Cook Islanders are legally New Zealanders, and yet their access to our privilege is limited in practice. This is colonisation at work.

How can the Government create true partnership with Māori while maintaining inequality with our protectorates?

Covid-19 vaccination centre, Cook Islands Rarotonga.
RYAN ANDERSON/STUFF
Covid-19 vaccination centre, Cook Islands Rarotonga.

As much as New Zealand wants to be doing the right thing, it is more important that they are seen to be doing the right thing.

Keeping up appearances with the rest of the world has been the catalyst for the Government’s actions.

When the UN Declaration on the Rights of Indigenous Peoples was issued, New Zealand voted against it with Australia, Canada and the United States.

It took three years and the three hesitates getting on board for New Zealand to feel enough pressure to do the same.

New Zealand has yet to apologise, let alone acknowledge, the borderline genocidal wrongs Oranga Tamariki inflicted on Māori youth in the 1960s and 1970s, in order to avoid being seen as similar to those same three countries’ treatment of indigenous peoples.

It whispers vaguely of the slogans of clean, green New Zealand that began as a marketing tactic and became a national inside joke.

We pride ourselves on punching above our weight on the world stage.

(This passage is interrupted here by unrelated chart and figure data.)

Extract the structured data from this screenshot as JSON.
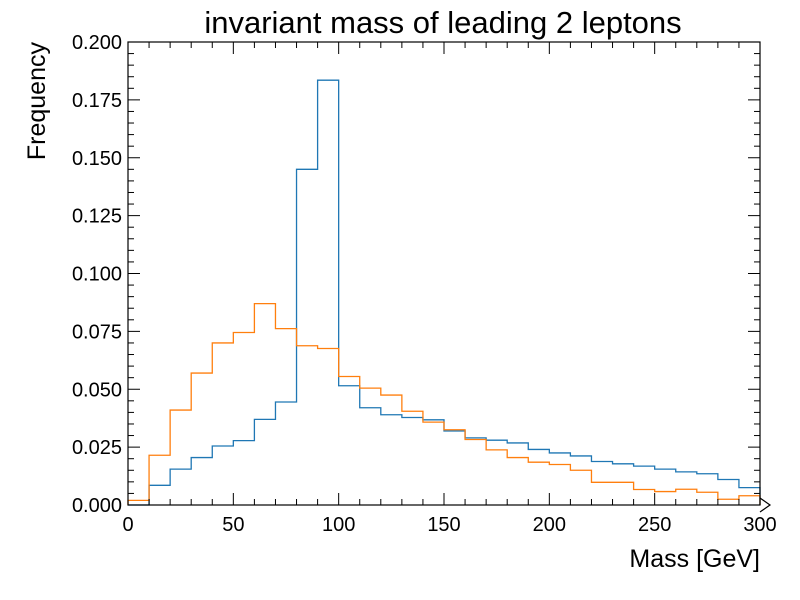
{
  "chart_data": {
    "type": "histogram",
    "title": "invariant mass of leading 2 leptons",
    "xlabel": "Mass [GeV]",
    "ylabel": "Frequency",
    "xlim": [
      0,
      300
    ],
    "ylim": [
      0,
      0.2
    ],
    "bin_edges": [
      0,
      10,
      20,
      30,
      40,
      50,
      60,
      70,
      80,
      90,
      100,
      110,
      120,
      130,
      140,
      150,
      160,
      170,
      180,
      190,
      200,
      210,
      220,
      230,
      240,
      250,
      260,
      270,
      280,
      290,
      300
    ],
    "x_ticks": [
      0,
      50,
      100,
      150,
      200,
      250,
      300
    ],
    "x_tick_labels": [
      "0",
      "50",
      "100",
      "150",
      "200",
      "250",
      "300"
    ],
    "y_ticks": [
      0,
      0.025,
      0.05,
      0.075,
      0.1,
      0.125,
      0.15,
      0.175,
      0.2
    ],
    "y_tick_labels": [
      "0.000",
      "0.025",
      "0.050",
      "0.075",
      "0.100",
      "0.125",
      "0.150",
      "0.175",
      "0.200"
    ],
    "grid": false,
    "series": [
      {
        "color": "#1f77b4",
        "values": [
          0.0,
          0.0085,
          0.0155,
          0.0205,
          0.0255,
          0.0278,
          0.037,
          0.0445,
          0.145,
          0.1835,
          0.0515,
          0.042,
          0.039,
          0.0378,
          0.0368,
          0.032,
          0.029,
          0.028,
          0.0268,
          0.024,
          0.0225,
          0.0212,
          0.0188,
          0.0178,
          0.0168,
          0.0155,
          0.0143,
          0.0135,
          0.011,
          0.0075
        ]
      },
      {
        "color": "#ff7f0e",
        "values": [
          0.002,
          0.0215,
          0.041,
          0.057,
          0.07,
          0.0745,
          0.087,
          0.0762,
          0.0688,
          0.0676,
          0.0555,
          0.0505,
          0.0475,
          0.0405,
          0.0358,
          0.0325,
          0.0283,
          0.0238,
          0.0205,
          0.0185,
          0.0175,
          0.015,
          0.0098,
          0.0098,
          0.0067,
          0.0058,
          0.0068,
          0.0055,
          0.0025,
          0.004
        ]
      }
    ]
  }
}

We constantly look for ways to stand out and reinforce our self-appointed uniqueness, which was all the more clear as we puffed out our proverbial chests with each overseas mention of our Covid-19 success.

And here we are at the cusp of a reckoning as a nation when we could create genuine, long-lasting change, which would serve as an example to other countries coming to grips with their own colonial pasts.

However, to do this, we need to confront our complete identity as a coloniser, it’s past and present, so that what we publish in curriculum documents isn’t just about appearances but about doing the right thing.

Alyssa Johnstone is the Year 11 Dean at Central Southland College Winton.